A new method to correlate acoustic spectroscopic microscopy (30 MHz) and light microscopy

A. F. van der Steen, J. M. Thijssen, J. A. van der Laak, G. P. Ebben and P. C. de Wilde

Journal of Microscopy 1994;175:21-33

PMID

Abstract

A powerful new method is used to investigate the correlation between light microscopic and acoustic properties of biological tissues. Specimens of liver were sectioned into successive slices, 250 micrometers and 10 micrometers thick. The thick sections were investigated acoustically, the thin sections by means of light microscopy. Markers that could be detected and located, both optically and acoustically, were used to find and reconstruct corresponding regions in the acoustic and optical sections (2.5 x 2.5 mm). Parameter images were reconstructed from the sections investigated acoustically. The acoustic parameters were attenuation at 30 MHz, the slope of the attenuation spectrum (between 10 and 50 MHz), backscattering at 30 MHz, the slope of the backscattering spectrum (between 10 and 50 MHz) and the local ultrasound velocity. Acoustic images were obtained in the frequency range from 10 to 50 MHz, yielding a lateral resolution of about 50 micrometers.

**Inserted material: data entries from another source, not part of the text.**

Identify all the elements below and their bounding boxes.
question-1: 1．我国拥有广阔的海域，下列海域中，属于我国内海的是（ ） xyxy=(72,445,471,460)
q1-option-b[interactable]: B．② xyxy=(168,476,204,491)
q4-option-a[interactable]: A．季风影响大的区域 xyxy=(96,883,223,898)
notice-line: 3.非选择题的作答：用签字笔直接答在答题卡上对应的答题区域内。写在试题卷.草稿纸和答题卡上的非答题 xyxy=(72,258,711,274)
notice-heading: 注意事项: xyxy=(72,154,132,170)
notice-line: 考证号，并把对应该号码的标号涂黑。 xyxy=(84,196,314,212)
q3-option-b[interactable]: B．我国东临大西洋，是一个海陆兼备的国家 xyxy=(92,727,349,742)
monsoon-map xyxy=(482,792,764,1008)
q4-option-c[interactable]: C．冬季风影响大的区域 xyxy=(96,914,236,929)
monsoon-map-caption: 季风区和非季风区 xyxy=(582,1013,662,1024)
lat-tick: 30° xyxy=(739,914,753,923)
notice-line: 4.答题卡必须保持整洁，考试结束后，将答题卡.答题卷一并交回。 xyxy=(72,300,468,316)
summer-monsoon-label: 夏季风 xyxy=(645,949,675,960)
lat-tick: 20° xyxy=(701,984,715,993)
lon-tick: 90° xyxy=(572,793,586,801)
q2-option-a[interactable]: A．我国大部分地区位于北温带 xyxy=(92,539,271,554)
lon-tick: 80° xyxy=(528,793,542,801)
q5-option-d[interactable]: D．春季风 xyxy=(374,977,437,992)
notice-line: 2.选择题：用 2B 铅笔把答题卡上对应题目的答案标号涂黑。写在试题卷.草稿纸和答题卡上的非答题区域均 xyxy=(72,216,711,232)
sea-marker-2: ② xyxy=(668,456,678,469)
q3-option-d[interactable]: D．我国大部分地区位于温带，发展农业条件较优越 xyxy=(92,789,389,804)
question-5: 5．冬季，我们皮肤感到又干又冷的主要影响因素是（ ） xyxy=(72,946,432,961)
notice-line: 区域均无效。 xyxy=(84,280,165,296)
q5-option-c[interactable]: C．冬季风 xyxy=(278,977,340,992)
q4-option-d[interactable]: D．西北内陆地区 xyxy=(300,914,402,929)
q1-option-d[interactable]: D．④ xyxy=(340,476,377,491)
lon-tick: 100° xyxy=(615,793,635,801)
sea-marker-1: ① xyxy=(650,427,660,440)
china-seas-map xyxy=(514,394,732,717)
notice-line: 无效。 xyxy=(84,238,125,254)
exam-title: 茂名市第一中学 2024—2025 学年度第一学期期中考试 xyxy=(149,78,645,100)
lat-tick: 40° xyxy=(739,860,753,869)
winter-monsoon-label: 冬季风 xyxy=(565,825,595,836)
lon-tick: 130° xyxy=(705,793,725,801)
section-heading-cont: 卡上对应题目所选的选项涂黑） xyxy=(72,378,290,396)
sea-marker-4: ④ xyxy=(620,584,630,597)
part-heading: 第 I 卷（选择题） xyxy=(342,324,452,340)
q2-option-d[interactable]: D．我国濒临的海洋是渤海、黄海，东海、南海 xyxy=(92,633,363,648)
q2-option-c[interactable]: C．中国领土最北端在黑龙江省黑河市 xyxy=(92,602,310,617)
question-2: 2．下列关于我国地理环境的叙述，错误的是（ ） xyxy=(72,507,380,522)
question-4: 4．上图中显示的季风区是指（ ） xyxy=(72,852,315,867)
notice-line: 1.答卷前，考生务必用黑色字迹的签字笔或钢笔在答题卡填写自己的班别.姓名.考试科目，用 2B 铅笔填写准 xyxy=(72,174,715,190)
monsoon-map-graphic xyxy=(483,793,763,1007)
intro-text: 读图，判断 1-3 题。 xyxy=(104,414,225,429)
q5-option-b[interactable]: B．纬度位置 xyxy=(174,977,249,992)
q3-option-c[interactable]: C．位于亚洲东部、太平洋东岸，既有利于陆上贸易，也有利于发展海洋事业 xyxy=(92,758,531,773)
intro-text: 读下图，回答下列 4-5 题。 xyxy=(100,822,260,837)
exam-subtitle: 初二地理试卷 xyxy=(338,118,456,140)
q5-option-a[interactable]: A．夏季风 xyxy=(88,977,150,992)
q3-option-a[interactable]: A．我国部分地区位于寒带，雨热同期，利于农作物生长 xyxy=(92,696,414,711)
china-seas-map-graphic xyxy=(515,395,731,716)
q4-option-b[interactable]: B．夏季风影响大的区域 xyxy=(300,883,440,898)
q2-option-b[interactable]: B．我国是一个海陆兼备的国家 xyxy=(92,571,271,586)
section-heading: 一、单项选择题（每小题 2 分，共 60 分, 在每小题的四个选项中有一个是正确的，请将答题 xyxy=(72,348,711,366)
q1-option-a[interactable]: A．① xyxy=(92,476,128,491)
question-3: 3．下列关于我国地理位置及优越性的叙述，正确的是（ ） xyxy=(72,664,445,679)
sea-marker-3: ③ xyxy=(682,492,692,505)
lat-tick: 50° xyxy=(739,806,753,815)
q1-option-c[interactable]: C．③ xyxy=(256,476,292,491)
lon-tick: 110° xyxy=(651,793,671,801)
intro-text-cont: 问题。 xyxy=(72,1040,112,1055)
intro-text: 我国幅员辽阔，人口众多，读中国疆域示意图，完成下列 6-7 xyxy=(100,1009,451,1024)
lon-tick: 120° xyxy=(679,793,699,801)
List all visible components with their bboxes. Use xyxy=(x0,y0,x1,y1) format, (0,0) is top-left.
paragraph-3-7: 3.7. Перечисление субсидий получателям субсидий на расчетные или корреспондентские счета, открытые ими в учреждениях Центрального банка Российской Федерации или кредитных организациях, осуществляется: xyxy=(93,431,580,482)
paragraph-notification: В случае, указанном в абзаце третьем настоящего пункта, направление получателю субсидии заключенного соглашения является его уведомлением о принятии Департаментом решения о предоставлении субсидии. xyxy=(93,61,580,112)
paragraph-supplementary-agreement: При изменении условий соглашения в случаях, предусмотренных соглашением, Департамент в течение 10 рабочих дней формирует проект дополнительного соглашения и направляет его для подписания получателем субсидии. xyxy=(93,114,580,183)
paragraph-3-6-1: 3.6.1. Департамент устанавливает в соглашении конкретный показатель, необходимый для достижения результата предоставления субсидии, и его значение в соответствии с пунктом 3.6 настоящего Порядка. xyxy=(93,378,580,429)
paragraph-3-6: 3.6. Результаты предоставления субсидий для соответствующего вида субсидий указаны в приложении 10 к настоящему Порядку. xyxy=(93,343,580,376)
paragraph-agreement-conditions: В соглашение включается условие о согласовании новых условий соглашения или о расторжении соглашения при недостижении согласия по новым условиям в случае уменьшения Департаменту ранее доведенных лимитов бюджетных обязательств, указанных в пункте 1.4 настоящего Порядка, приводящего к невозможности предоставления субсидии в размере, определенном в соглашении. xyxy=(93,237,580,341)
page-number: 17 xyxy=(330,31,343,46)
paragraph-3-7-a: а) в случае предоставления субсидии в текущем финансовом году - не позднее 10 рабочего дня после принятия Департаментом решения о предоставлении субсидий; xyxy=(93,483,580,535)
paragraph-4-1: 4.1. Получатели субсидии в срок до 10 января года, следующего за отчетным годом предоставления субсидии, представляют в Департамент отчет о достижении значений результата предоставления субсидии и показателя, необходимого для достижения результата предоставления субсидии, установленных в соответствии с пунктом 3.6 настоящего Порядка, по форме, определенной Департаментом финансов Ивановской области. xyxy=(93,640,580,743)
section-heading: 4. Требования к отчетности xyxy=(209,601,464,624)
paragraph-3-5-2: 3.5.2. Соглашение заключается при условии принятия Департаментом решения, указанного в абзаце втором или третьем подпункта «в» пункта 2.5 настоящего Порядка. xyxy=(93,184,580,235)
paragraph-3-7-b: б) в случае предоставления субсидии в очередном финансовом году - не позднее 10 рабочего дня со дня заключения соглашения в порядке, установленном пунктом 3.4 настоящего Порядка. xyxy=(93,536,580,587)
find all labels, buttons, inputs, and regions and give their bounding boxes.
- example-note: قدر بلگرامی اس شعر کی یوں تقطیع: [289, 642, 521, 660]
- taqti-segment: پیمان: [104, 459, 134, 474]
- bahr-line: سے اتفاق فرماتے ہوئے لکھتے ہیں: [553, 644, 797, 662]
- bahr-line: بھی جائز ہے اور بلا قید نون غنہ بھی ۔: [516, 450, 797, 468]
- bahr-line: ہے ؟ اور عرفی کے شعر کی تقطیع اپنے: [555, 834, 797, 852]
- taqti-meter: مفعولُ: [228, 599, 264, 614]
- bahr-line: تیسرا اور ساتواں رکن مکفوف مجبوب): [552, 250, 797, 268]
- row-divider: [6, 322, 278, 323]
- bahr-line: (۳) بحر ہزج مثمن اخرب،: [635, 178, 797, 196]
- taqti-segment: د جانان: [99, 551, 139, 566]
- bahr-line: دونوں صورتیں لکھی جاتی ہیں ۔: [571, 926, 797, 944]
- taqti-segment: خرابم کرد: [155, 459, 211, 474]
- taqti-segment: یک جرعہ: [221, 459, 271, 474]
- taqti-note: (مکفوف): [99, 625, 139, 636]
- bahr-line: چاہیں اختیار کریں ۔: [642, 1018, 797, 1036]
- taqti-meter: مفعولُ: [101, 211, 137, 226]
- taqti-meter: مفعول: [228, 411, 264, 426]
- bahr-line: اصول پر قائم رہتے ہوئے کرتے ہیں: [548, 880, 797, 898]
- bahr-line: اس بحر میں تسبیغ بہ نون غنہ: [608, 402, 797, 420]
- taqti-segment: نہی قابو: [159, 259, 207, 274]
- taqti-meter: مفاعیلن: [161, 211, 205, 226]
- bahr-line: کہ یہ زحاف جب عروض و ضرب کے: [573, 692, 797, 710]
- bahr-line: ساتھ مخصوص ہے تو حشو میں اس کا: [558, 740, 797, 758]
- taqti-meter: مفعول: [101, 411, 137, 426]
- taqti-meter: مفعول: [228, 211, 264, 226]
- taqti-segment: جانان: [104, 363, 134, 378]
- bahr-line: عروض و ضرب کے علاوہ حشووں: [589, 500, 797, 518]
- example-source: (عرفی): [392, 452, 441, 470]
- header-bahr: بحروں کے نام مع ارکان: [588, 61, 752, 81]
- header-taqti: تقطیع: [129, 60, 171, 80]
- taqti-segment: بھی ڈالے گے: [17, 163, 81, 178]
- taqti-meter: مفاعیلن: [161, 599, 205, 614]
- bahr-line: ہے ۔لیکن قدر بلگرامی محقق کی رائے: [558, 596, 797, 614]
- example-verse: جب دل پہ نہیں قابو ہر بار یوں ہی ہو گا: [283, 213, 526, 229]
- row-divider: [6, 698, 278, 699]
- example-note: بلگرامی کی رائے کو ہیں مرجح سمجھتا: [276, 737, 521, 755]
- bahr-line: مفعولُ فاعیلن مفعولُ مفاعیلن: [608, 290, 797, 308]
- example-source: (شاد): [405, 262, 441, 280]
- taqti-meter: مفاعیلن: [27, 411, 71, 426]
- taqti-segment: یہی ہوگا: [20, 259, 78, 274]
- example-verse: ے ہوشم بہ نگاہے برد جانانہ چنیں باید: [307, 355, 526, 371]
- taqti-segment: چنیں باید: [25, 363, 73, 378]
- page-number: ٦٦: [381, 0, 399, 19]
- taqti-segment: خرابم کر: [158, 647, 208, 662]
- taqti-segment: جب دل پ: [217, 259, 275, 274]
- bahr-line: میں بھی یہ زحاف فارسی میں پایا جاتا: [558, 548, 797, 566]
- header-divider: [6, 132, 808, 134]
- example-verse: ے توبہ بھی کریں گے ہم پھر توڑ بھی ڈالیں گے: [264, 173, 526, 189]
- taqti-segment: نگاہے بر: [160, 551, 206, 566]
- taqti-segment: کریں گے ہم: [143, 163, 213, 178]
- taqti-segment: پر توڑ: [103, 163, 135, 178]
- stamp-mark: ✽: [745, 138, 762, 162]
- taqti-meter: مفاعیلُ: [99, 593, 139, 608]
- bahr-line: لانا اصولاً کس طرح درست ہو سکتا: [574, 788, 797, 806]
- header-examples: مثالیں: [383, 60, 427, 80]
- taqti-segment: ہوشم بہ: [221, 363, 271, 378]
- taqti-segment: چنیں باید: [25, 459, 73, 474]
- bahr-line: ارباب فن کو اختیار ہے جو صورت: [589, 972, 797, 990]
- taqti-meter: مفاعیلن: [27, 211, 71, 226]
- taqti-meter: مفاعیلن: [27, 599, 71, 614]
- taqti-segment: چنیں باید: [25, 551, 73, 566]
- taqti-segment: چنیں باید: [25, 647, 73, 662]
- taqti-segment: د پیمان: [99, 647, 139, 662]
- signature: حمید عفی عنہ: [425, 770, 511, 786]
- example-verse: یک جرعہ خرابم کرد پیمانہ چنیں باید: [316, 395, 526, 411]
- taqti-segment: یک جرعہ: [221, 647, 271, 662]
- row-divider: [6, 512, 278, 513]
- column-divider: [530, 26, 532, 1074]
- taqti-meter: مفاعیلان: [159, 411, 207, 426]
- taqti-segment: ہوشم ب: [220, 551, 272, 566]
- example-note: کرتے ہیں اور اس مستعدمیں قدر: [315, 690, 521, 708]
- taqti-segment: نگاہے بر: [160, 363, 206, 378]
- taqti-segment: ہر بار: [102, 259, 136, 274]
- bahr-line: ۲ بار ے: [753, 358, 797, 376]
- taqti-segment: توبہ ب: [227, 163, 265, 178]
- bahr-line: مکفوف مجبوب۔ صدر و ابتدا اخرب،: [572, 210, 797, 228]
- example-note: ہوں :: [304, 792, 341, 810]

The sections for light microscopy were stained according to the Goldner trichrome staining technique. The histological composition was determined quantitatively, using digital image segmentation techniques. The percentage of collagen-rich fibrous tissue, luminal structure and interstitial spaces, and the number of nuclei were calculated for regions of 250 x 250 micrometers. These histological features were correlated with the acoustic parameters obtained from the corresponding regions in adjacent sections. It was thus possible to find the histological components responsible for acoustic parameters.